Binance offers a variety of buy and sell orders that help traders manage their trades efficiently. Here is an explanation of the most important types of available orders:
1. Market Orders
- Description: Execute the trade immediately at the current market price.
- Features:
- Fast execution.
- Suitable when you want to enter or exit a trade quickly.
- Disadvantages:
- The price may be unpredictable due to rapid fluctuations or low liquidity.
Example:
- You buy 1 BTC at the current market price (like $94,500).
2. Limit Orders
- Description: Execute the trade at a predetermined price or better.
- Features:
- Precise control over entry or exit price.
- Do not pay more or accept less than the specified price.
- Disadvantages:
- The order may not be executed if the market does not reach the specified price.
Example:
- You place a buy order for 1 BTC at $80,000 (it will be executed if the price drops to this level or lower).
3. Stop Orders
A. Stop-Loss Order
- Description: Converts the trade to a market order when a specified price is reached (to protect capital).
- Example:
- You have BTC bought at $94,500, and you place a Stop-Loss at $90,000 (if the price drops to this level, it is sold automatically).
B. Stop-Limit Entry Order
- Description: When a specified price (Stop Price) is reached, a limit order is activated.
- Example:
- Place a Stop order at $90,000 and Limit at $90,300 to buy BTC (if the price rises to $90,000, the purchase is executed at a maximum of $90,300).
4. OCO (One Cancels the Other) Orders
- Description: Combines two orders (Limit + Stop), and if one is executed, the other is automatically canceled.
- Example:
- You have BTC at $90,000, and you place:
- Limit Sell order at $90,500 (to make a profit).
- Stop-Loss order at $88,000 (to protect capital).
- If one is executed, the other is canceled.
5. Time in Force Orders
Specifies the duration for which the order remains active before being canceled:
- GTC (Good Till Canceled) Order: Remains effective until executed or manually canceled.

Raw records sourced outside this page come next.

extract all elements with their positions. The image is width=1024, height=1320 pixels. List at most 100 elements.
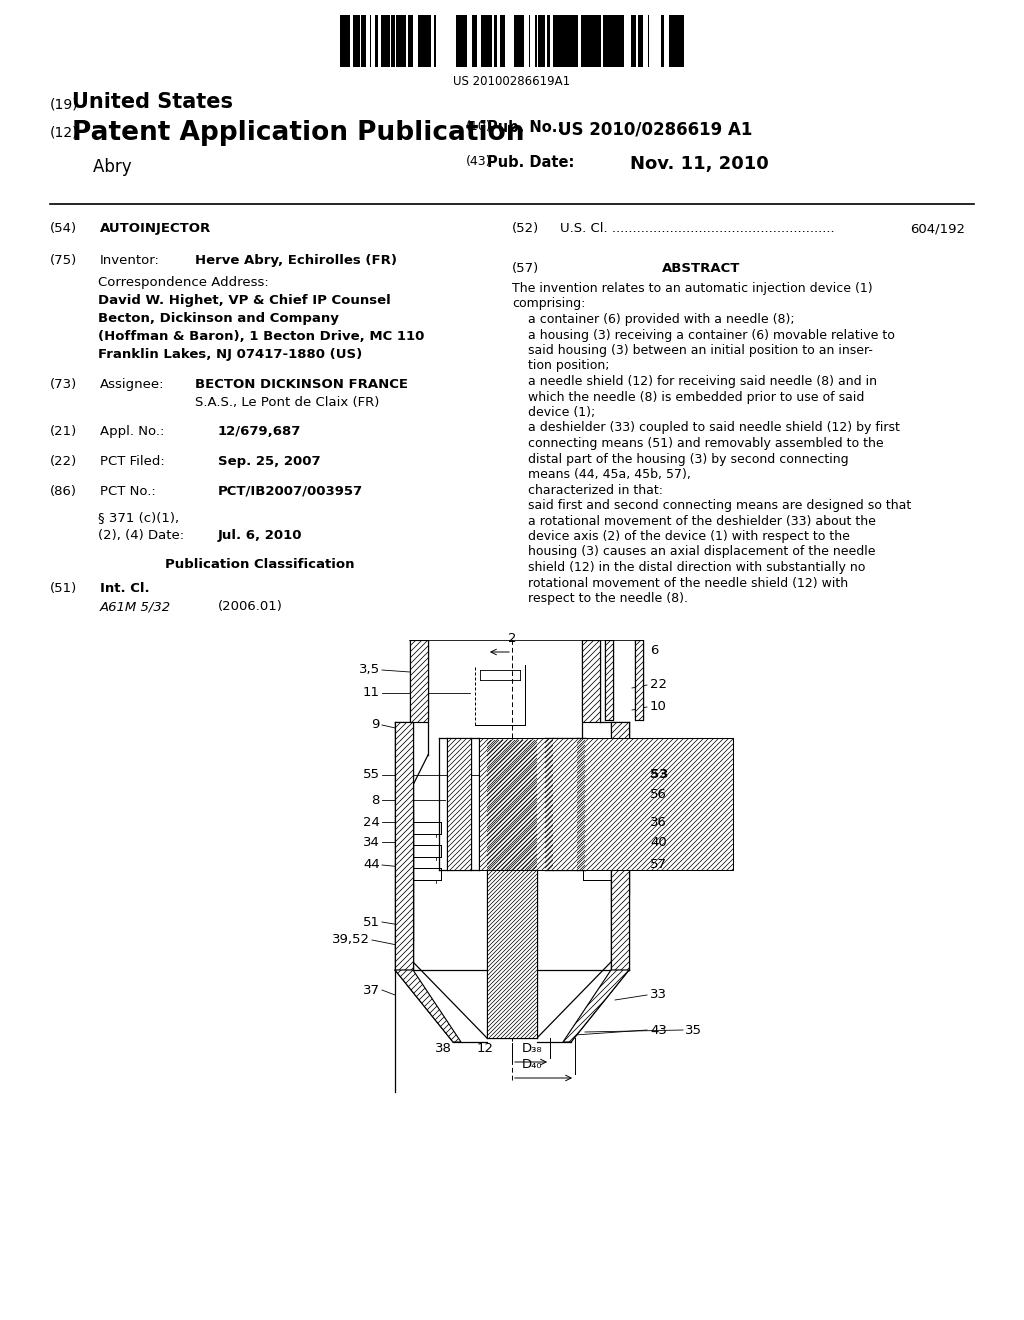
Text: 57: 57 bbox=[650, 858, 667, 871]
Bar bbox=[345, 15, 346, 67]
Text: Sep. 25, 2007: Sep. 25, 2007 bbox=[218, 455, 321, 469]
Text: housing (3) causes an axial displacement of the needle: housing (3) causes an axial displacement… bbox=[512, 545, 876, 558]
Bar bbox=[563, 15, 566, 67]
Bar bbox=[361, 15, 367, 67]
Text: 3,5: 3,5 bbox=[358, 664, 380, 676]
Polygon shape bbox=[563, 970, 629, 1041]
Bar bbox=[426, 15, 428, 67]
Bar bbox=[631, 15, 633, 67]
Text: (2006.01): (2006.01) bbox=[218, 601, 283, 612]
Bar bbox=[638, 15, 641, 67]
Bar bbox=[396, 15, 399, 67]
Text: (21): (21) bbox=[50, 425, 77, 438]
Text: Correspondence Address:: Correspondence Address: bbox=[98, 276, 268, 289]
Text: 44: 44 bbox=[364, 858, 380, 871]
Text: (2), (4) Date:: (2), (4) Date: bbox=[98, 529, 184, 543]
Text: 10: 10 bbox=[650, 701, 667, 714]
Bar bbox=[570, 15, 571, 67]
Text: U.S. Cl. ......................................................: U.S. Cl. ...............................… bbox=[560, 222, 835, 235]
Text: PCT/IB2007/003957: PCT/IB2007/003957 bbox=[218, 484, 364, 498]
Bar bbox=[484, 15, 487, 67]
Text: D₃₈: D₃₈ bbox=[522, 1041, 543, 1055]
Text: S.A.S., Le Pont de Claix (FR): S.A.S., Le Pont de Claix (FR) bbox=[195, 396, 379, 409]
Bar bbox=[673, 15, 674, 67]
Text: Nov. 11, 2010: Nov. 11, 2010 bbox=[630, 154, 769, 173]
Polygon shape bbox=[635, 640, 643, 719]
Bar bbox=[641, 15, 643, 67]
Bar bbox=[418, 15, 421, 67]
Text: 40: 40 bbox=[650, 836, 667, 849]
Bar bbox=[464, 15, 467, 67]
Bar bbox=[399, 15, 402, 67]
Text: United States: United States bbox=[72, 92, 233, 112]
Bar bbox=[424, 15, 426, 67]
Bar bbox=[611, 15, 614, 67]
Text: PCT No.:: PCT No.: bbox=[100, 484, 156, 498]
Text: AUTOINJECTOR: AUTOINJECTOR bbox=[100, 222, 211, 235]
Bar bbox=[456, 15, 461, 67]
Text: 53: 53 bbox=[650, 768, 669, 781]
Bar bbox=[635, 15, 636, 67]
Bar bbox=[588, 15, 592, 67]
Bar bbox=[377, 15, 378, 67]
Text: (52): (52) bbox=[512, 222, 540, 235]
Text: a housing (3) receiving a container (6) movable relative to: a housing (3) receiving a container (6) … bbox=[512, 329, 895, 342]
Text: § 371 (c)(1),: § 371 (c)(1), bbox=[98, 511, 179, 524]
Bar bbox=[358, 15, 359, 67]
Text: tion position;: tion position; bbox=[512, 359, 609, 372]
Text: PCT Filed:: PCT Filed: bbox=[100, 455, 165, 469]
Bar bbox=[555, 15, 557, 67]
Text: 8: 8 bbox=[372, 793, 380, 807]
Text: 39,52: 39,52 bbox=[332, 933, 370, 946]
Bar bbox=[540, 15, 542, 67]
Polygon shape bbox=[487, 741, 537, 1038]
Text: (57): (57) bbox=[512, 261, 540, 275]
Bar bbox=[480, 15, 484, 67]
Bar bbox=[679, 15, 684, 67]
Text: The invention relates to an automatic injection device (1): The invention relates to an automatic in… bbox=[512, 282, 872, 294]
Polygon shape bbox=[410, 640, 428, 722]
Text: (22): (22) bbox=[50, 455, 77, 469]
Bar bbox=[528, 15, 530, 67]
Text: 12/679,687: 12/679,687 bbox=[218, 425, 301, 438]
Text: Publication Classification: Publication Classification bbox=[165, 558, 354, 572]
Text: comprising:: comprising: bbox=[512, 297, 586, 310]
Bar bbox=[592, 15, 595, 67]
Bar bbox=[633, 15, 635, 67]
Bar bbox=[617, 15, 622, 67]
Bar bbox=[488, 15, 493, 67]
Bar bbox=[434, 15, 436, 67]
Bar bbox=[674, 15, 679, 67]
Bar bbox=[408, 15, 411, 67]
Text: rotational movement of the needle shield (12) with: rotational movement of the needle shield… bbox=[512, 577, 848, 590]
Bar bbox=[353, 15, 358, 67]
Text: Becton, Dickinson and Company: Becton, Dickinson and Company bbox=[98, 312, 339, 325]
Bar bbox=[647, 15, 649, 67]
Text: 604/192: 604/192 bbox=[910, 222, 965, 235]
Polygon shape bbox=[582, 640, 600, 722]
Bar bbox=[517, 15, 518, 67]
Text: (86): (86) bbox=[50, 484, 77, 498]
Bar bbox=[428, 15, 431, 67]
Text: a needle shield (12) for receiving said needle (8) and in: a needle shield (12) for receiving said … bbox=[512, 375, 877, 388]
Text: 34: 34 bbox=[364, 836, 380, 849]
Bar bbox=[501, 15, 502, 67]
Bar bbox=[472, 15, 475, 67]
Text: 38: 38 bbox=[434, 1041, 452, 1055]
Bar bbox=[558, 15, 563, 67]
Text: said first and second connecting means are designed so that: said first and second connecting means a… bbox=[512, 499, 911, 512]
Bar bbox=[522, 15, 523, 67]
Text: Patent Application Publication: Patent Application Publication bbox=[72, 120, 524, 147]
Text: said housing (3) between an initial position to an inser-: said housing (3) between an initial posi… bbox=[512, 345, 872, 356]
Text: 9: 9 bbox=[372, 718, 380, 731]
Bar bbox=[514, 15, 517, 67]
Bar bbox=[375, 15, 377, 67]
Bar bbox=[381, 15, 383, 67]
Text: device (1);: device (1); bbox=[512, 407, 595, 418]
Text: (12): (12) bbox=[50, 125, 79, 140]
Text: (43): (43) bbox=[466, 154, 492, 168]
Text: Franklin Lakes, NJ 07417-1880 (US): Franklin Lakes, NJ 07417-1880 (US) bbox=[98, 348, 362, 360]
Bar bbox=[346, 15, 348, 67]
Bar bbox=[614, 15, 616, 67]
Text: 33: 33 bbox=[650, 989, 667, 1002]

- IOC (Immediate or Cancel) Order: Executes immediately for the available part, and the rest is canceled.
- FOK (Fill or Kill) Order: Executes fully or is canceled entirely.
6. Post-Only Orders
- Description: The order is placed only as a market maker (Maker), and is not executed as a taker (Taker) to avoid trading fees.
- Condition: The order must not match any pre-existing orders.
7. Conditional Orders
- Description: Activates another order upon meeting a specific condition (such as an index price or a specified time).
- Example:
- "If the price of ETH reaches $3,000, place a sell order for BTC at $100,000."
Important notes:
1. The difference between Maker and Taker:
- Maker:
It adds liquidity (limit order that does not match immediately).
- Taker:
It consumes liquidity (market order or limit order that matches immediately).
2. Fees: Maker orders usually have lower fees than Taker.
How to choose the right order?
- For speed: Market order.
- For precision: Limit order.
- For risk management: Stop-Loss order or OCO.
- For complex strategies: Conditional orders.
Binance also provides advanced orders such as Margin Orders and Futures Orders, which operate on similar principles with the addition of leverage.